我已经 helm 安装到我的 EKS 集群中的ingress-nginx
pod 总是失败,它的日志表明应用程序无法绑定到0.0.0.0:8443
( INADDR_ANY:8443
)。我已经确认它0.0.0.0:8443
确实已经绑定在容器中,但是我还没有对容器的 root 访问权限,我无法收集罪魁祸首进程/用户。
我在我正在使用的 kubernetes ingress-nginx 项目上创建了这个问题,但也想接触更广泛的 SO 社区,他们可能会为如何克服这个障碍提供见解、解决方案和故障排除建议。
作为 AWS/EKS 和 Kubernetes 的新手,可能存在一些环境配置错误导致此问题。例如,这可能是由错误配置的 AWS 主义(例如 VPC(其子网或安全组))引起的吗?预先感谢您的帮助!
链接的GitHub 问题提供了有关 Terraform 配置的 EKS 环境以及 Helm 安装的ingress-nginx
. 以下是一些关键细节:
- EKS 集群配置为仅使用 Fargate 工作程序,并具有 3 个公共子网和 3 个私有子网,所有 6 个子网均可供集群及其每个 Fargate 配置文件使用。
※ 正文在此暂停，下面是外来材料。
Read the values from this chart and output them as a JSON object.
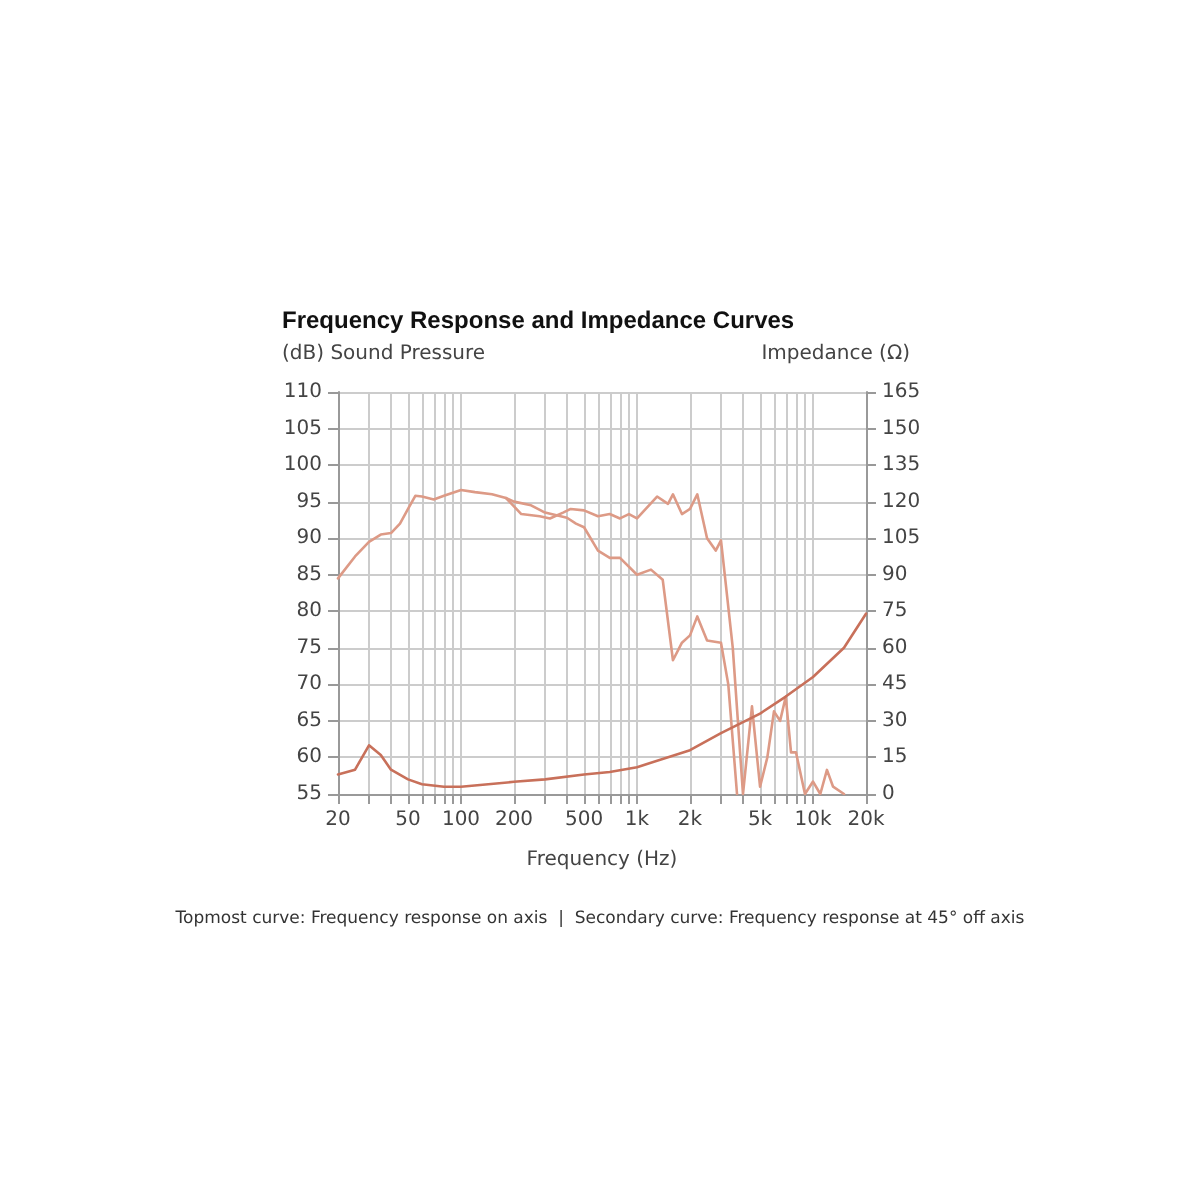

- 还应该注意的是,集群是新的,ingress-nginx pod 是第一次尝试将任何东西部署到集群,除了 kube-system 项目,如 coredns,它已配置为在 Fargate 中运行。(这需要手动删除默认的 ec2 注释,如此处所述)
- 有 6 个 fargate 配置文件,但目前只有 2 个正在使用:
coredns
和ingress
. 这些分别专用于 kube-system/kube-dns 和 ingress-nginx。除了选择器的命名空间和标签之外,配置文件规范没有任何“自定义”。已确认选择器对 coredns 和 ingress 都有效。即,入口 pod 计划运行,但失败了。 - 使用端口 8443的原因
ingress-nginx
是我第一次遇到了这个 Privilege Escalation 问题,其解决方法需要禁用allowPrivilegeEscalation
并将端口从特权端口更改为非特权端口。我正在调用helm install
以下值:
controller:
extraArgs:
http-port: 8080
https-port: 8443
containerPort:
http: 8080
https: 8443
service:
ports:
http: 80
https: 443
targetPorts:
http: 8080
https: 8443
image:
allowPrivilegeEscalation: false
# https://kubernetes.io/docs/tasks/configure-pod-container/configure-liveness-readiness-probes
livenessProbe:
initialDelaySeconds: 60 # 30
readinessProbe:
initialDelaySeconds: 60 # 0
service:
annotations:
service.beta.kubernetes.io/aws-load-balancer-type: "nlb"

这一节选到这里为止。